La Tesi Difensiva: Inidoneità della Condotta
La difesa del ricorrente si basava su un unico motivo: l’inidoneità del semplice possesso del telefono a ledere gli interessi tutelati dalla misura di prevenzione. Secondo l’imputato, la condotta non era sufficiente a pregiudicare le esigenze di tutela sociale né a eludere i controlli delle forze dell’ordine, rendendo la sanzione penale sproporzionata. In sostanza, si sosteneva che non bastasse il possesso, ma fosse necessario dimostrare un uso del telefono finalizzato a scopi illeciti.
L’Applicazione della Sorveglianza Speciale e le Prescrizioni
La sorveglianza speciale è una misura di prevenzione personale prevista dal cosiddetto Codice Antimafia (D.Lgs. n. 159/2011). Essa viene applicata a individui considerati socialmente pericolosi e comporta una serie di limiti alla libertà personale. Accanto alle prescrizioni standard, il giudice può imporre delle regole “accessorie” modellate sul profilo di pericolosità del soggetto, come appunto il divieto di utilizzare apparati di comunicazione.
Le Motivazioni della Corte di Cassazione
La Suprema Corte ha dichiarato il ricorso manifestamente infondato e quindi inammissibile. I giudici hanno chiarito che le prescrizioni accessorie, come il divieto di possedere un cellulare, non sono mere indicazioni di comportamento, ma hanno un’efficacia integrativa del precetto penale. Esse servono ad adattare la misura di prevenzione al caso concreto, rafforzando le esigenze di difesa sociale.
La violazione di tali prescrizioni, pertanto, integra di per sé il reato previsto dall’art. 75 del D.Lgs. n. 159/2011. La Corte ha richiamato la propria giurisprudenza consolidata, secondo cui non è necessario provare che la violazione abbia creato un pericolo concreto. Il reato si configura con la semplice disobbedienza alla prescrizione, poiché quest’ultima è stata imposta proprio per prevenire a monte la possibilità di contatti e attività illecite.

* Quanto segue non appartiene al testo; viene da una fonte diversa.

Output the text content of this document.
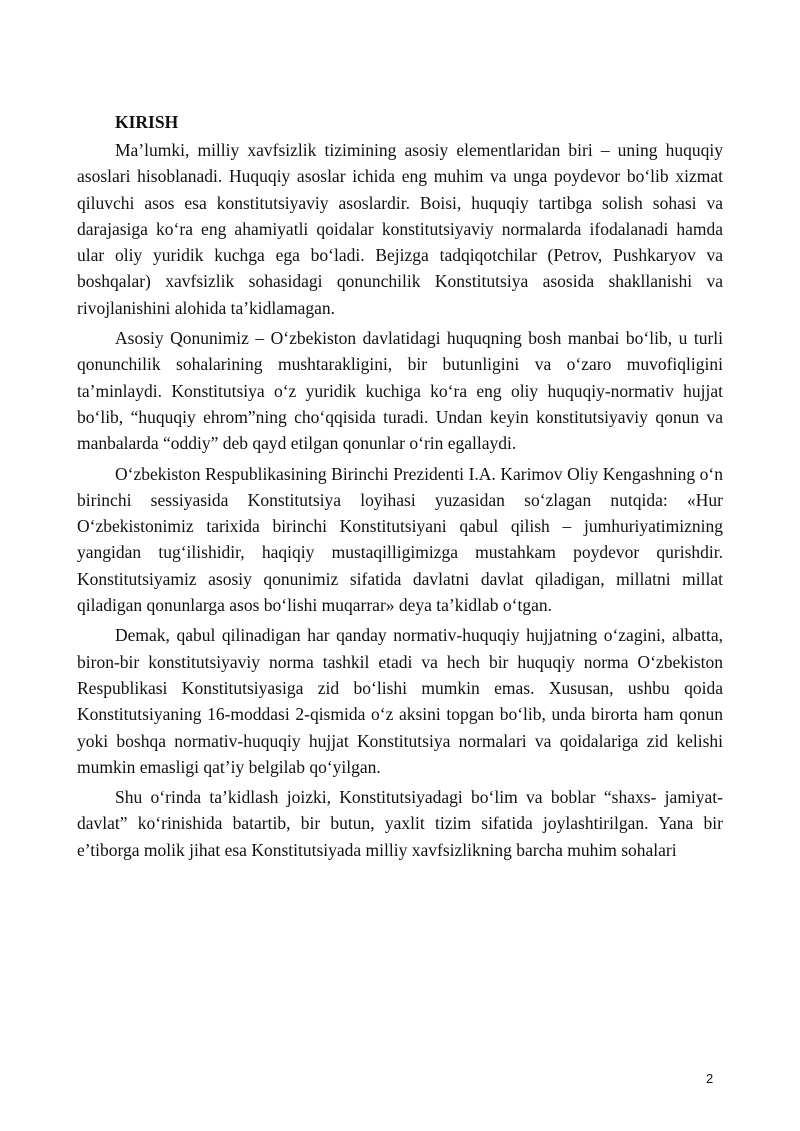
KIRISH

Ma’lumki, milliy xavfsizlik tizimining asosiy elementlaridan biri – uning huquqiy asoslari hisoblanadi. Huquqiy asoslar ichida eng muhim va unga poydevor bo‘lib xizmat qiluvchi asos esa konstitutsiyaviy asoslardir. Boisi, huquqiy tartibga solish sohasi va darajasiga ko‘ra eng ahamiyatli qoidalar konstitutsiyaviy normalarda ifodalanadi hamda ular oliy yuridik kuchga ega bo‘ladi. Bejizga tadqiqotchilar (Petrov, Pushkaryov va boshqalar) xavfsizlik sohasidagi qonunchilik Konstitutsiya asosida shakllanishi va rivojlanishini alohida ta’kidlamagan.

Asosiy Qonunimiz – O‘zbekiston davlatidagi huquqning bosh manbai bo‘lib, u turli qonunchilik sohalarining mushtarakligini, bir butunligini va o‘zaro muvofiqligini ta’minlaydi. Konstitutsiya o‘z yuridik kuchiga ko‘ra eng oliy huquqiy-normativ hujjat bo‘lib, “huquqiy ehrom”ning cho‘qqisida turadi. Undan keyin konstitutsiyaviy qonun va manbalarda “oddiy” deb qayd etilgan qonunlar o‘rin egallaydi.

O‘zbekiston Respublikasining Birinchi Prezidenti I.A. Karimov Oliy Kengashning o‘n birinchi sessiyasida Konstitutsiya loyihasi yuzasidan so‘zlagan nutqida: «Hur O‘zbekistonimiz tarixida birinchi Konstitutsiyani qabul qilish – jumhuriyatimizning yangidan tug‘ilishidir, haqiqiy mustaqilligimizga mustahkam poydevor qurishdir. Konstitutsiyamiz asosiy qonunimiz sifatida davlatni davlat qiladigan, millatni millat qiladigan qonunlarga asos bo‘lishi muqarrar» deya ta’kidlab o‘tgan.

Demak, qabul qilinadigan har qanday normativ-huquqiy hujjatning o‘zagini, albatta, biron-bir konstitutsiyaviy norma tashkil etadi va hech bir huquqiy norma O‘zbekiston Respublikasi Konstitutsiyasiga zid bo‘lishi mumkin emas. Xususan, ushbu qoida Konstitutsiyaning 16-moddasi 2-qismida o‘z aksini topgan bo‘lib, unda birorta ham qonun yoki boshqa normativ-huquqiy hujjat Konstitutsiya normalari va qoidalariga zid kelishi mumkin emasligi qat’iy belgilab qo‘yilgan.

Shu o‘rinda ta’kidlash joizki, Konstitutsiyadagi bo‘lim va boblar “shaxs- jamiyat-davlat” ko‘rinishida batartib, bir butun, yaxlit tizim sifatida joylashtirilgan. Yana bir e’tiborga molik jihat esa Konstitutsiyada milliy xavfsizlikning barcha muhim sohalari

2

Conclusioni: Implicazioni Pratiche della Decisione
L’ordinanza conferma un approccio di massima severità nell’interpretazione delle misure di prevenzione. Le persone sottoposte a sorveglianza speciale devono attenersi scrupolosamente a tutte le prescrizioni imposte, anche quelle che potrebbero apparire meno rilevanti. La decisione chiarisce che la violazione è un reato di pericolo astratto: la legge punisce la disobbedienza in sé, senza che il giudice debba verificare se da essa sia derivato un danno o un pericolo effettivo per la sicurezza pubblica. Di conseguenza, il ricorrente è stato condannato al pagamento delle spese processuali e al versamento di una somma di tremila euro alla Cassa delle ammende, a causa della palese infondatezza del suo ricorso.

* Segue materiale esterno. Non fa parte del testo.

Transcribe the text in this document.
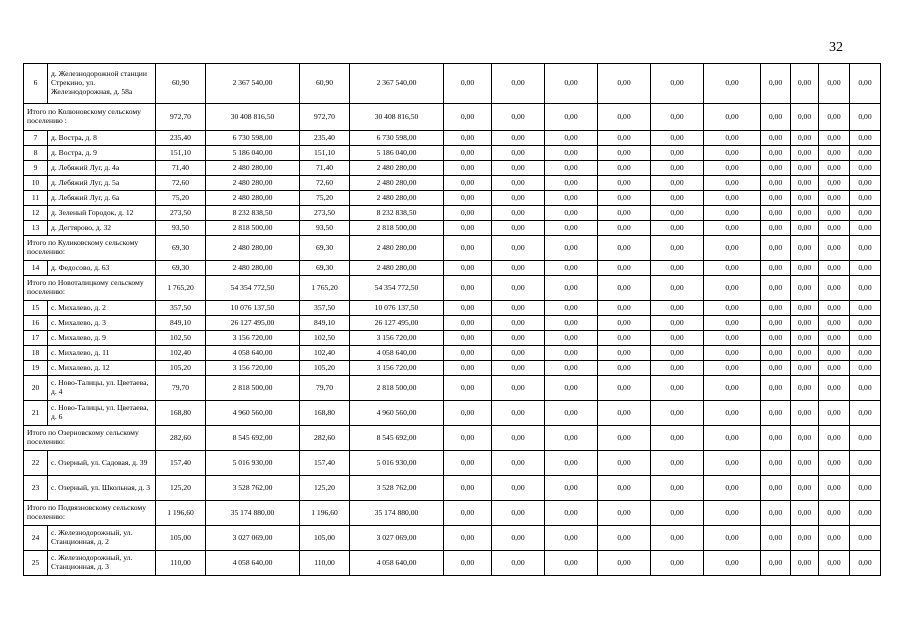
32
6	д. Железнодорожной станции Стрекино, ул. Железнодорожная, д. 58а	60,90	2 367 540,00	60,90	2 367 540,00	0,00	0,00	0,00	0,00	0,00	0,00	0,00	0,00	0,00	0,00
Итого по Колюновскому сельскому поселению :		972,70	30 408 816,50	972,70	30 408 816,50	0,00	0,00	0,00	0,00	0,00	0,00	0,00	0,00	0,00	0,00
7	д. Востра, д. 8	235,40	6 730 598,00	235,40	6 730 598,00	0,00	0,00	0,00	0,00	0,00	0,00	0,00	0,00	0,00	0,00
8	д. Востра, д. 9	151,10	5 186 040,00	151,10	5 186 040,00	0,00	0,00	0,00	0,00	0,00	0,00	0,00	0,00	0,00	0,00
9	д. Лебяжий Луг, д. 4а	71,40	2 480 280,00	71,40	2 480 280,00	0,00	0,00	0,00	0,00	0,00	0,00	0,00	0,00	0,00	0,00
10	д. Лебяжий Луг, д. 5а	72,60	2 480 280,00	72,60	2 480 280,00	0,00	0,00	0,00	0,00	0,00	0,00	0,00	0,00	0,00	0,00
11	д. Лебяжий Луг, д. 6а	75,20	2 480 280,00	75,20	2 480 280,00	0,00	0,00	0,00	0,00	0,00	0,00	0,00	0,00	0,00	0,00
12	д. Зеленый Городок, д. 12	273,50	8 232 838,50	273,50	8 232 838,50	0,00	0,00	0,00	0,00	0,00	0,00	0,00	0,00	0,00	0,00
13	д. Дегтярово, д. 32	93,50	2 818 500,00	93,50	2 818 500,00	0,00	0,00	0,00	0,00	0,00	0,00	0,00	0,00	0,00	0,00
Итого по Куликовскому сельскому поселению:		69,30	2 480 280,00	69,30	2 480 280,00	0,00	0,00	0,00	0,00	0,00	0,00	0,00	0,00	0,00	0,00
14	д. Федосово, д. 63	69,30	2 480 280,00	69,30	2 480 280,00	0,00	0,00	0,00	0,00	0,00	0,00	0,00	0,00	0,00	0,00
Итого по Новоталицкому сельскому поселению:		1 765,20	54 354 772,50	1 765,20	54 354 772,50	0,00	0,00	0,00	0,00	0,00	0,00	0,00	0,00	0,00	0,00
15	с. Михалево, д. 2	357,50	10 076 137,50	357,50	10 076 137,50	0,00	0,00	0,00	0,00	0,00	0,00	0,00	0,00	0,00	0,00
16	с. Михалево, д. 3	849,10	26 127 495,00	849,10	26 127 495,00	0,00	0,00	0,00	0,00	0,00	0,00	0,00	0,00	0,00	0,00
17	с. Михалево, д. 9	102,50	3 156 720,00	102,50	3 156 720,00	0,00	0,00	0,00	0,00	0,00	0,00	0,00	0,00	0,00	0,00
18	с. Михалево, д. 11	102,40	4 058 640,00	102,40	4 058 640,00	0,00	0,00	0,00	0,00	0,00	0,00	0,00	0,00	0,00	0,00
19	с. Михалево, д. 12	105,20	3 156 720,00	105,20	3 156 720,00	0,00	0,00	0,00	0,00	0,00	0,00	0,00	0,00	0,00	0,00
20	с. Ново-Талицы, ул. Цветаева, д. 4	79,70	2 818 500,00	79,70	2 818 500,00	0,00	0,00	0,00	0,00	0,00	0,00	0,00	0,00	0,00	0,00
21	с. Ново-Талицы, ул. Цветаева, д. 6	168,80	4 960 560,00	168,80	4 960 560,00	0,00	0,00	0,00	0,00	0,00	0,00	0,00	0,00	0,00	0,00
Итого по Озерновскому сельскому поселению:		282,60	8 545 692,00	282,60	8 545 692,00	0,00	0,00	0,00	0,00	0,00	0,00	0,00	0,00	0,00	0,00
22	с. Озерный, ул. Садовая, д. 39	157,40	5 016 930,00	157,40	5 016 930,00	0,00	0,00	0,00	0,00	0,00	0,00	0,00	0,00	0,00	0,00
23	с. Озерный, ул. Школьная, д. 3	125,20	3 528 762,00	125,20	3 528 762,00	0,00	0,00	0,00	0,00	0,00	0,00	0,00	0,00	0,00	0,00
Итого по Подвязновскому сельскому поселению:		1 196,60	35 174 880,00	1 196,60	35 174 880,00	0,00	0,00	0,00	0,00	0,00	0,00	0,00	0,00	0,00	0,00
24	с. Железнодорожный, ул. Станционная, д. 2	105,00	3 027 069,00	105,00	3 027 069,00	0,00	0,00	0,00	0,00	0,00	0,00	0,00	0,00	0,00	0,00
25	с. Железнодорожный, ул. Станционная, д. 3	110,00	4 058 640,00	110,00	4 058 640,00	0,00	0,00	0,00	0,00	0,00	0,00	0,00	0,00	0,00	0,00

È reato possedere un telefono cellulare se si è sottoposti a sorveglianza speciale con una prescrizione che lo vieta?
Sì, la Corte di Cassazione conferma che la violazione di una specifica prescrizione, come il divieto di possedere un telefono, integra pienamente il reato previsto dall’art. 75 del D.Lgs. 159/2011.
Perché la violazione di una prescrizione accessoria è considerata reato?

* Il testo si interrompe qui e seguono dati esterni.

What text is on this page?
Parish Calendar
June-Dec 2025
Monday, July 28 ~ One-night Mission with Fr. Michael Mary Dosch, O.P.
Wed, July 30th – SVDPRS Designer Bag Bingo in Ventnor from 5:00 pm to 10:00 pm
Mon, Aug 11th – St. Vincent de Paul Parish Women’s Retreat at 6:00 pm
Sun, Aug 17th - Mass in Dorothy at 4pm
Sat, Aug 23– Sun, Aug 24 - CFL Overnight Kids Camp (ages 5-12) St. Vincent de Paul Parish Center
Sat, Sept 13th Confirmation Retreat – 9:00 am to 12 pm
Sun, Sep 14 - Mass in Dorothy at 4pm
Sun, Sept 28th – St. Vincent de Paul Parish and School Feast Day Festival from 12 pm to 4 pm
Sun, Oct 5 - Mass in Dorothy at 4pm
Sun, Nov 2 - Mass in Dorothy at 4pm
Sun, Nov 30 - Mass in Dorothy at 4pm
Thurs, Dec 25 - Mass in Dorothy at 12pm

Perché, secondo la giurisprudenza costante, le prescrizioni accessorie hanno un’efficacia integrativa del precetto penale. Esse adattano la misura di prevenzione al caso specifico e la loro violazione è sufficiente a configurare il reato, senza necessità di dimostrare un pericolo concreto.
Cosa succede se un ricorso in Cassazione viene dichiarato inammissibile per manifesta infondatezza?
Quando un ricorso è manifestamente infondato, la Corte lo dichiara inammissibile. Di conseguenza, il ricorrente viene condannato al pagamento delle spese processuali e al versamento di una somma di denaro in favore della Cassa delle ammende.
Testo del provvedimento
Ordinanza di Cassazione Penale Sez. 7 Num. 6657 Anno 2025
Penale Ord. Sez. 7 Num. 6657 Anno 2025
Presidente: COGNOME
Relatore: COGNOME
Data Udienza: 16/01/2025
ORDINANZA
sul ricorso proposto da:
COGNOME nato a BARI il 04/04/1988
avverso la sentenza del 31/01/2024 della CORTE APPELLO di BARI
dato avviso alle parti;
udita la relazione svolta dal Consigliere COGNOME;
Visti gli atti e la sentenza impugnata;
letto il ricorso; rilevato che:
il ricorrente è stato tratto a giudizio e condannato perché, sottoposto alla misura di prevenzione della sorveglianza speciale senza obbligo di soggiorno in virtù di decreto del 18 luglio 2017, violava la prescrizione di cui al n. 6 del decreto in quanto veniva sorpreso in possesso di due telefoni cellulari il 2 gennaio 2018;
con l’unico motivo di ricorso il ricorrente sostiene l’inidoneità del possesso del telefono cellulare a pregiudicare le esigenze di tutela sociale e ad eludere i controlli ai quali è preordinata l’applicazione della misura di prevenzione;
ritenuto che:
l’assunto difensivo è manifestamente infondato tenuto conto del condiviso orientamento della giurisprudenza di questa Corte secondo cui «in tema di sorveglianza speciale, le prescrizioni accessorie di cui all’art. 8 d.lgs. 6 settembre 2011, n. 159, valevoli ad adattare al caso concreto le esigenze di difesa sociale proprie delle misure di prevenzione, hanno efficacia integrativa del precetto relativo ai reati di cui all’art. 75, commi 1 e 2, del decreto citato, sicché anche la loro violazione integra tali reati» (Sez. 1, n. 12889 del 26/02/2018, COGNOME, Rv. 272612; Sez. 1, n. 32575 del 21/04/2023, Rv. 285051 – entrambe in materia di possesso di telefono cellulare);
considerato che, pertanto, deve essere dichiarata la inammissibilità del ricorso, con conseguente condanna del ricorrente al pagamento delle spese processuali e, in mancanza di elementi atti a escludere la colpa nella determinazione della causa di inammissibilità, al versamento della somma di tremila euro in favore della Cassa delle ammende;
P.Q.M.
Dichiara inammissibile il ricorso e condanna il ricorrente al pagamento delle spese processuali e della somma di euro tremila in favore della Cassa delle ammende.